Ioana Mischie: The editing you chose is highly innovative, by mixing the two different times into one, creating the feeling that everything is an intermittent omniscient mise-en-scene. Did you work with a script for the very beginning or it was rather a decision made during the post-production of the film?

Flatform: The installation combines, seamlessly within the action, the four takes shot at dawn, noon, during the sunset and at night. The editing has been developed starting from a script that in post-production has been disrupted more than once. Also with regard to editing, there is also a version of the video for multi-channel installations, in which the same frame is decomposed into several parts: each of these draws to a take shot in one of the 4 above mentioned moments of the day . In this way, the characters pass from a temporality to another one in the same image, and not in the same sequence.

Ioana Mischie:You set a new convention of mixing lights, times, spaces in a non-chronological manner, although this “different convention” on screen seems the “right, natural one”. What is your inner perception of time and space?

Flatform: For us, the time varies continuously between being infinite but limited and being finite but unlimited. In this video is the chronological time to be questioned. The space, however, is determined by the co-existence of trajectories defined by remembering and repetition. We are very interested to reconstruct the structure of the space starting from the perception of that space. Somehow ours is a geometric proceed  that always starts from the vision. However, both  time and space are always the result of the conventions with which one tries to block one of the infinite possible “real imaginaries”, by turning it in the only “imaginary Real”.

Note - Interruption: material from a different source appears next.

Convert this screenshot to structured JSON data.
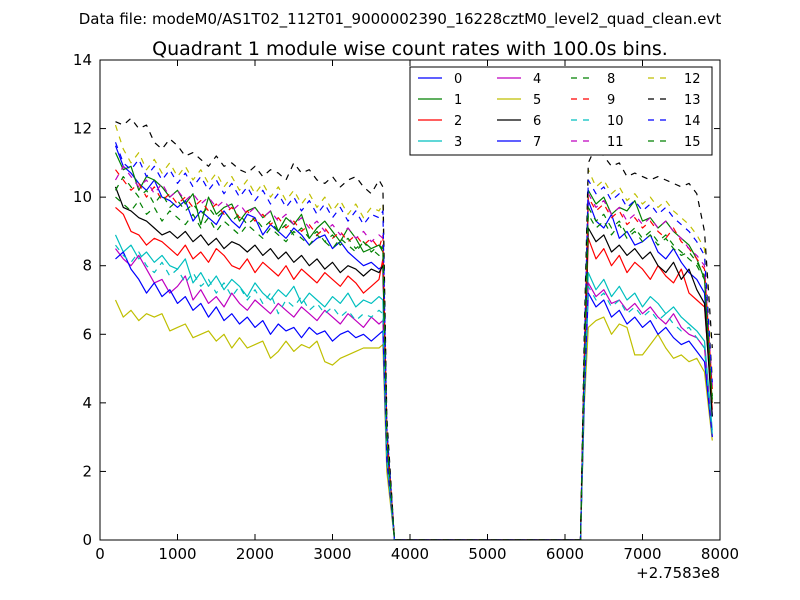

Ioana Mischie: What inspires you the most as artists and what themes and ideas you find worth-exploring and appealing for the cinematic language?

Flatform: The main sources of inspiration are both, the continuous challenge of the impossible versus the possible and the continuous confirmation that the thin and fragile boundaries between them are determined by the movement of the viewpoint. In this, the cinematic language helps to weigh and mature this difference.